Magic in the mountains
The best is yet to come. The following day, after a morning spent sampling some stillwater sport on Lac du Roussillou (a private fishery just outside Riom, stocked with tiger trout, blues, monster rainbows and even the odd black bass) we’re back on the river. We’ve chosen La Grande Rhue this time. It’s the area’s biggest river and home to some of its larger inhabitants. “Is very wild,” explains Guillaume (‘wild’ rhyming with ‘field’), “but is worth it.”
And so, after another daredevil hill-slide, we’re making our way along the bank. Almost instantly it’s clear Guillaume’s instincts are spot-on again. On the far bank, just beneath some overhanging branches, a fish rises. “Et voilà. We have activity,” whispers my French companion. Thirty seconds or so pass and neither of us move. Another fish rises, followed by three more in unison. Within minutes, the river is alive with the sound of airborne fish, as clouds of sedges gather above the water. “OK, we have big activity.”
Standing there, preparing to unfurl the fly line, it looks as if it should all be so easy. But then, the process of fooling a fish that has survived in this harsh environment for thousands upon thousands of years should not be easy. And so it proves. Time and again, the fish refuse the fly like they’ve seen it all before. I’m starting to lose heart when Guillaume sidles up next to me and produces a small, very sparsely tied sedge pattern. It’s not totally unlike the one I have on. “Try this one,” he urges. “Is tied with plume from my own coq.” The bird, I would later discover, goes by the name of Julio and is something of a local celebrity. It’s a limousin bleu, one of a select number of local birds bred specifically for fly tying.

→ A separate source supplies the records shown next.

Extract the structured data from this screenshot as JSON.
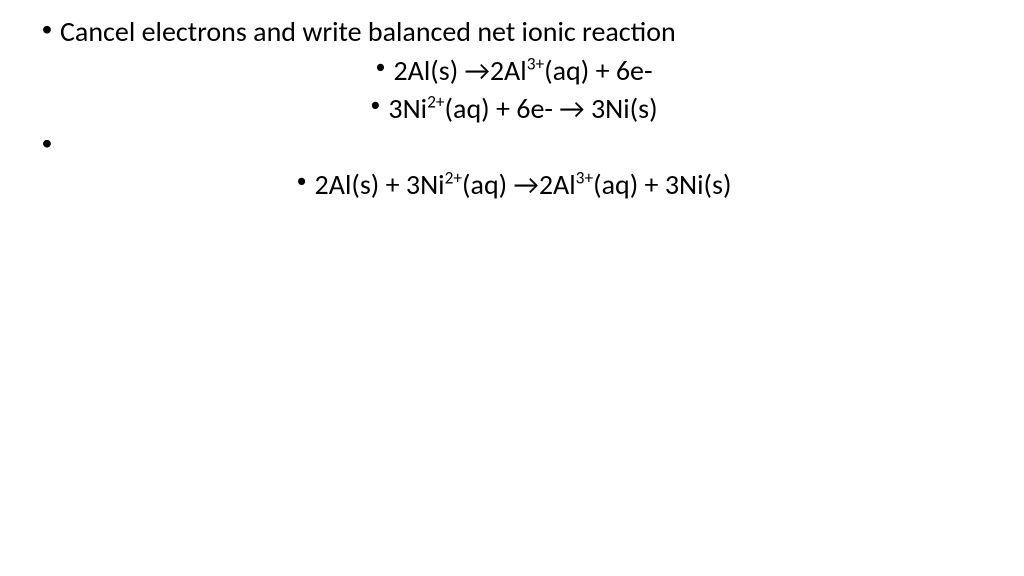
{
  "text_color": "#000000",
  "background_color": "#ffffff",
  "font_family": "Calibri, 'Segoe UI', Arial, sans-serif",
  "font_size_main_pt": 21,
  "line1": {
    "bullet": "•",
    "text": "Cancel electrons and write balanced net ionic reaction"
  },
  "line2": {
    "bullet": "•",
    "prefix": "2Al(s) →2Al",
    "sup1": "3+",
    "suffix": "(aq) + 6e-"
  },
  "line3": {
    "bullet": "•",
    "prefix": "3Ni",
    "sup1": "2+",
    "mid": "(aq) + 6e- → 3Ni(s)"
  },
  "line4_bullet": "•",
  "line5": {
    "bullet": "•",
    "p1": "2Al(s) + 3Ni",
    "sup1": "2+",
    "p2": "(aq) →2Al",
    "sup2": "3+",
    "p3": "(aq) + 3Ni(s)"
  }
}
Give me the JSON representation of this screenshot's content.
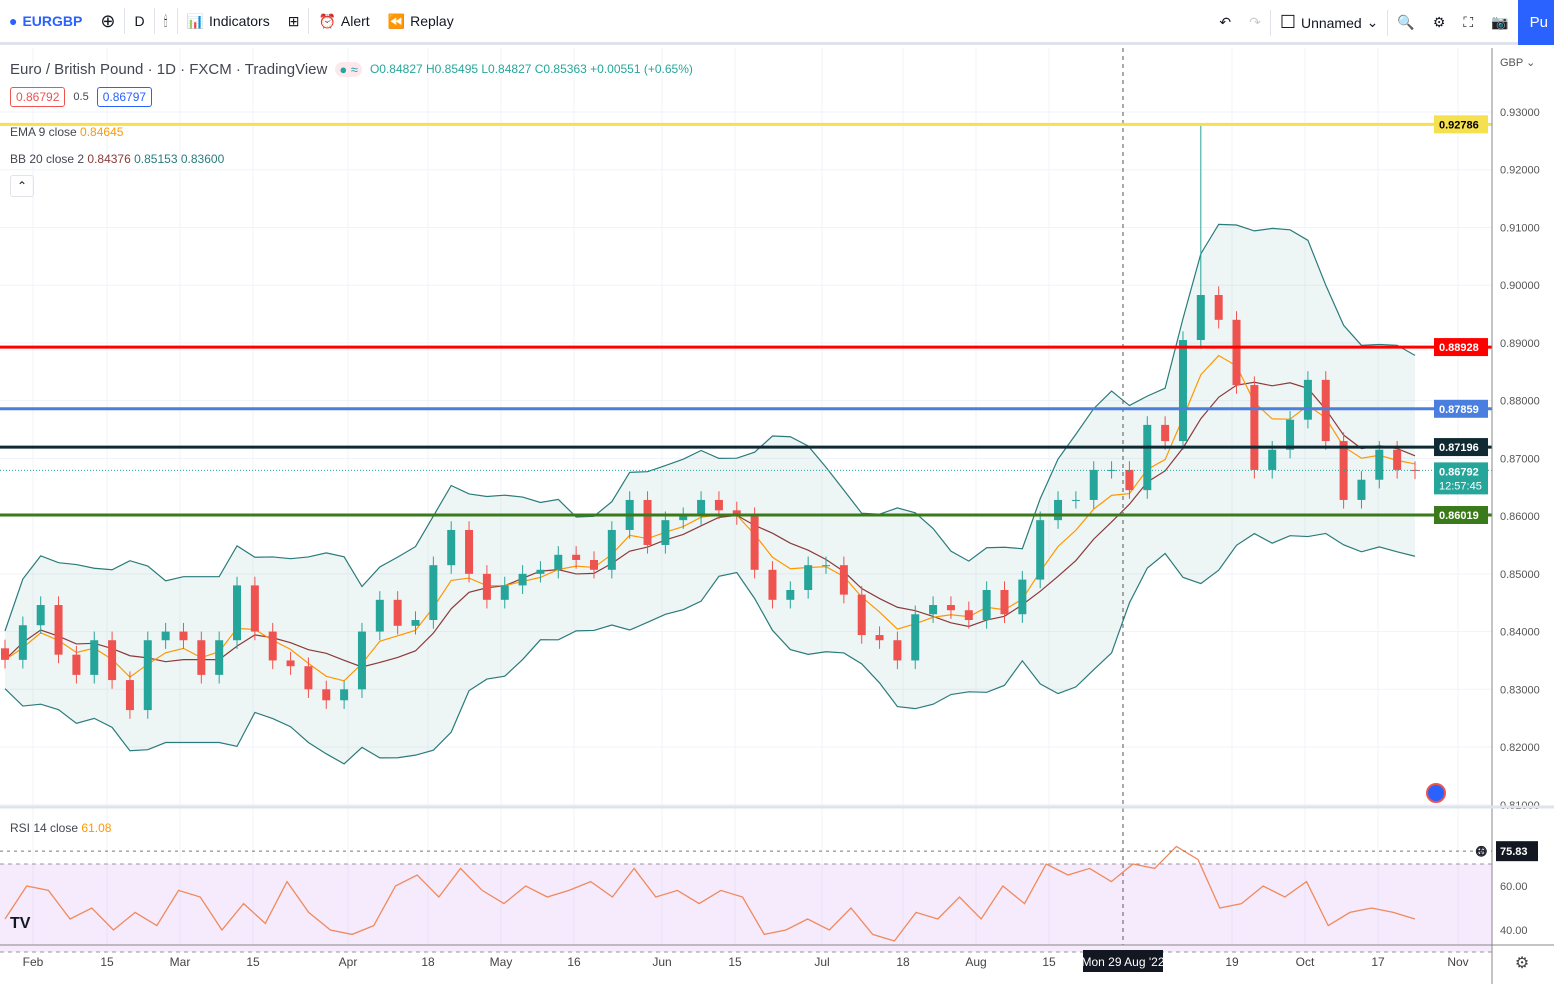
{
  "toolbar": {
    "symbol": "EURGBP",
    "interval": "D",
    "indicators": "Indicators",
    "alert": "Alert",
    "replay": "Replay",
    "layout_name": "Unnamed",
    "publish": "Pu"
  },
  "legend": {
    "title": "Euro / British Pound · 1D · FXCM · TradingView",
    "ohlc": "O0.84827 H0.85495 L0.84827 C0.85363 +0.00551 (+0.65%)",
    "bid": "0.86792",
    "spread": "0.5",
    "ask": "0.86797",
    "ema_label": "EMA 9 close",
    "ema_value": "0.84645",
    "bb_label": "BB 20 close 2",
    "bb_basis": "0.84376",
    "bb_upper": "0.85153",
    "bb_lower": "0.83600",
    "rsi_label": "RSI 14 close",
    "rsi_value": "61.08"
  },
  "price_axis": {
    "currency": "GBP",
    "ticks": [
      "0.93000",
      "0.92000",
      "0.91000",
      "0.90000",
      "0.89000",
      "0.88000",
      "0.87000",
      "0.86000",
      "0.85000",
      "0.84000",
      "0.83000",
      "0.82000",
      "0.81000"
    ],
    "current_time": "12:57:45",
    "rsi_ticks": [
      "60.00",
      "40.00"
    ],
    "rsi_crosshair": "75.83"
  },
  "time_axis": {
    "labels": [
      "Feb",
      "15",
      "Mar",
      "15",
      "Apr",
      "18",
      "May",
      "16",
      "Jun",
      "15",
      "Jul",
      "18",
      "Aug",
      "15",
      "19",
      "Oct",
      "17",
      "Nov"
    ],
    "crosshair": "Mon 29 Aug '22"
  },
  "colors": {
    "up": "#26a69a",
    "down": "#ef5350",
    "ema": "#ff9800",
    "bb": "#2a7b7b",
    "bb_basis": "#8b3a3a",
    "rsi": "#f08a5d"
  },
  "chart_data": {
    "type": "candlestick",
    "price_range": [
      0.81,
      0.93
    ],
    "closes": [
      0.8351,
      0.8411,
      0.8446,
      0.836,
      0.8325,
      0.8385,
      0.8316,
      0.8264,
      0.8385,
      0.84,
      0.8385,
      0.8325,
      0.8385,
      0.848,
      0.84,
      0.835,
      0.834,
      0.83,
      0.8281,
      0.83,
      0.84,
      0.8455,
      0.841,
      0.842,
      0.8515,
      0.8576,
      0.85,
      0.8455,
      0.848,
      0.85,
      0.8507,
      0.8533,
      0.8524,
      0.8507,
      0.8576,
      0.8628,
      0.855,
      0.8593,
      0.86,
      0.8628,
      0.861,
      0.86,
      0.8507,
      0.8455,
      0.8472,
      0.8515,
      0.8515,
      0.8464,
      0.8394,
      0.8385,
      0.835,
      0.843,
      0.8446,
      0.8437,
      0.842,
      0.8472,
      0.843,
      0.849,
      0.8593,
      0.8628,
      0.8628,
      0.868,
      0.868,
      0.8645,
      0.8758,
      0.873,
      0.8905,
      0.8983,
      0.894,
      0.8827,
      0.868,
      0.8715,
      0.8767,
      0.8836,
      0.873,
      0.8628,
      0.8663,
      0.8715,
      0.868,
      0.8679
    ],
    "max_high": 0.92786,
    "levels": [
      {
        "price": "0.92786",
        "color": "#f5e050"
      },
      {
        "price": "0.88928",
        "color": "#ff0000"
      },
      {
        "price": "0.87859",
        "color": "#4a7fe0"
      },
      {
        "price": "0.87196",
        "color": "#0f2a33"
      },
      {
        "price": "0.86019",
        "color": "#3a7a1a"
      }
    ],
    "current_price": "0.86792",
    "rsi": {
      "range": [
        20,
        85
      ],
      "bands": [
        30,
        70
      ],
      "values": [
        45,
        60,
        58,
        45,
        50,
        40,
        48,
        42,
        58,
        55,
        40,
        52,
        43,
        62,
        48,
        40,
        38,
        42,
        60,
        65,
        55,
        68,
        58,
        52,
        60,
        55,
        58,
        62,
        55,
        68,
        55,
        58,
        52,
        58,
        55,
        38,
        40,
        45,
        40,
        50,
        38,
        35,
        48,
        45,
        55,
        45,
        60,
        52,
        70,
        65,
        68,
        62,
        70,
        68,
        78,
        72,
        50,
        52,
        60,
        55,
        62,
        42,
        48,
        50,
        48,
        45
      ]
    }
  }
}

Out goes the fly, landing perfectly in a pocket of slack water in which fish have been continually rising. About three-and-a-half seconds is all it takes before the fly disappears in a boil of water. “Impact!” exclaims Guillaume, as the fish makes off downstream.
It seems Don Julio’s magnetism spreads far beyond the avian kingdom. The fish bores into the deep channel at the centre of the river, and I can feel its head shaking as I pray Guillaume’s invention holds fast. Fortunately, it’s not long before the fish surrenders in the shallows. With its dark flanks, deeply coloured by the water’s dissolved volcanic minerals, it’s the perfect representation of a wild Cantal trout. If it had been my only fish of the day, I’d have been happy.
But the fish keep rising, and we manage to fool a handful more before someone flicks a switch, the fish retreat and a clap of thunder echoes through the valley. Before long the rain has returned, and we’re back in the safety of Guillaume’s Peugeot. Tomorrow’s another day in the mountains and I feel sure we’ll have the river all to ourselves again.